He sniffed. “Wait, that’s you. Maybe you just need a bath.”
I rolled my eyes and leaned against the barred wall beside us. “Yeah, a bath would be nice.”
His offer had made me think of something, though. I considered it a few seconds, wondering if it was worth asking. I glanced to the TV and saw that the report had finally changed, and realized how much time we’d already spent together. At any moment, his aunt would return.
“Actually, there is something,” I said. He straightened up.
“Yes, master,” he said in his greatest evil henchman impression. I glanced up to the camera on the ceiling, trying to lean closer to him without seeming overly conspicuous.
“Remember the blog?” I whispered close to him. He nodded.
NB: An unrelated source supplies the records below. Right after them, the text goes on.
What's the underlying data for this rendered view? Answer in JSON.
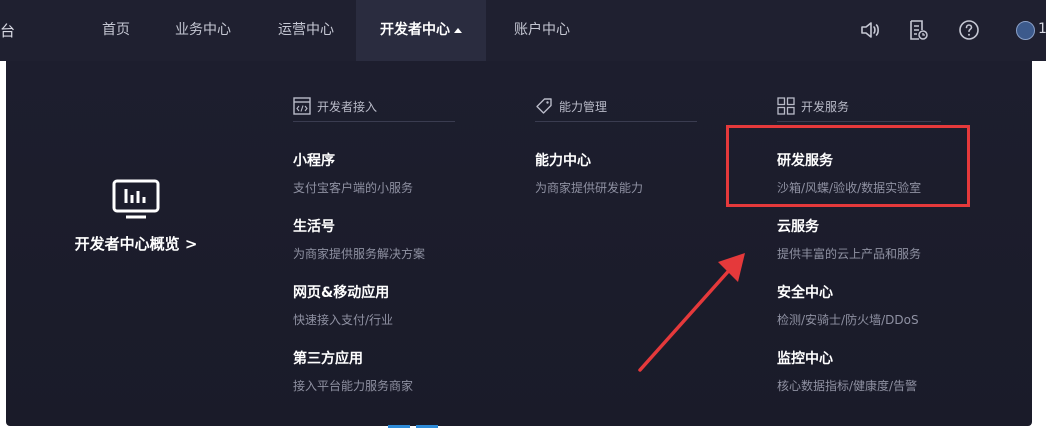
{
  "header": {
    "brand_fragment": "台",
    "nav": [
      {
        "label": "首页"
      },
      {
        "label": "业务中心"
      },
      {
        "label": "运营中心"
      },
      {
        "label": "开发者中心"
      },
      {
        "label": "账户中心"
      }
    ],
    "active_nav": "开发者中心",
    "icons": [
      "speaker-icon",
      "document-clock-icon",
      "help-icon"
    ],
    "user_fragment": "1"
  },
  "dropdown": {
    "overview_label": "开发者中心概览 >",
    "columns": [
      {
        "heading": "开发者接入",
        "icon": "code-window-icon",
        "items": [
          {
            "title": "小程序",
            "desc": "支付宝客户端的小服务"
          },
          {
            "title": "生活号",
            "desc": "为商家提供服务解决方案"
          },
          {
            "title": "网页&移动应用",
            "desc": "快速接入支付/行业"
          },
          {
            "title": "第三方应用",
            "desc": "接入平台能力服务商家"
          }
        ]
      },
      {
        "heading": "能力管理",
        "icon": "tag-icon",
        "items": [
          {
            "title": "能力中心",
            "desc": "为商家提供研发能力"
          }
        ]
      },
      {
        "heading": "开发服务",
        "icon": "grid-icon",
        "items": [
          {
            "title": "研发服务",
            "desc": "沙箱/风蝶/验收/数据实验室"
          },
          {
            "title": "云服务",
            "desc": "提供丰富的云上产品和服务"
          },
          {
            "title": "安全中心",
            "desc": "检测/安骑士/防火墙/DDoS"
          },
          {
            "title": "监控中心",
            "desc": "核心数据指标/健康度/告警"
          }
        ]
      }
    ]
  },
  "annotation": {
    "highlight_color": "#e5393b",
    "highlighted_item": "研发服务"
  }
}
“Do me a favor and download it,” I said. “If you can find a way, hack it and save all the files. But at least get everything you can from the pages.”
His gaze met mine, looking confused. He already knew he wasn’t going to get an explanation, though he still looked hopeful for one.
I heard a door open far down the hall, and footsteps approaching us. Was that all the time we were going to get? It seems like it’d passed so quickly.
“Keep it somewhere,” I told him, speaking quicker now. “Just keep all that stuff, and whatever happens to me, don’t get rid of it. Don’t tell anyone you have it.”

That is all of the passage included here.